Here’s a list of products made out of catnip:

  • Dried catnip, advertised to be a magnet to cats.
  • Catnip treats, which usually are made out of meat, cereals and infused with catnip flavors
  • Catnip spray is a mix of water and oil that could be used to draw attention to specific toys and scratching posts.
  • A specific category of cat toys that are ideal for aggressive chewers is catnip-filled toys.
  • Edible balls can be attached to different surfaces, such as walls, floors, and furniture, and contain no chemical additives.

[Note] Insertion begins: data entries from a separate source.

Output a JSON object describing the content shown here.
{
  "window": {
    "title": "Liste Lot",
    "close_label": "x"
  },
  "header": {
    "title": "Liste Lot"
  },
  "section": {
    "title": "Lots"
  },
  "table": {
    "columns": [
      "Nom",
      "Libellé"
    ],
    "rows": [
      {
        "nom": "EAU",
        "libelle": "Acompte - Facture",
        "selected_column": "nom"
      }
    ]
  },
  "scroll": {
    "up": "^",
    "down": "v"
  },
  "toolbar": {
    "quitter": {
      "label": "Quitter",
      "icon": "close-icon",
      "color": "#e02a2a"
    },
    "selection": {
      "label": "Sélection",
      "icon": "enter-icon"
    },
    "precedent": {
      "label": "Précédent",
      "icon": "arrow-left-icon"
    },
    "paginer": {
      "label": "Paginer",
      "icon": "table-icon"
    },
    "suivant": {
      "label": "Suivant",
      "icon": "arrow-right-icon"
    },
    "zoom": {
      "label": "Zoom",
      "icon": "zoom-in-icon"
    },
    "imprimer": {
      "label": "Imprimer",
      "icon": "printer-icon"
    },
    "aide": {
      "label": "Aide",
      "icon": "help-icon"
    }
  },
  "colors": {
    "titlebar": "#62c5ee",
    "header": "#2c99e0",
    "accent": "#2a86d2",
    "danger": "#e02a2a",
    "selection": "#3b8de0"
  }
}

Catnip is a widely known herb that exerts effects not only on cats but on many other felines. This plant should be considered a non-toxic agent. However, excessive use of it could lead to health issues. Anyways, its benefits outweigh its drawbacks, and you shouldn’t be worried about using it from time to time.

As a cat owner, it’s important to know how to spend quality time with your pet, and this also includes letting them do certain leisure activities. Even though catnip doesn’t add any nutritional value to your cat, it is their satisfaction that makes this herb broadly used among cat owners.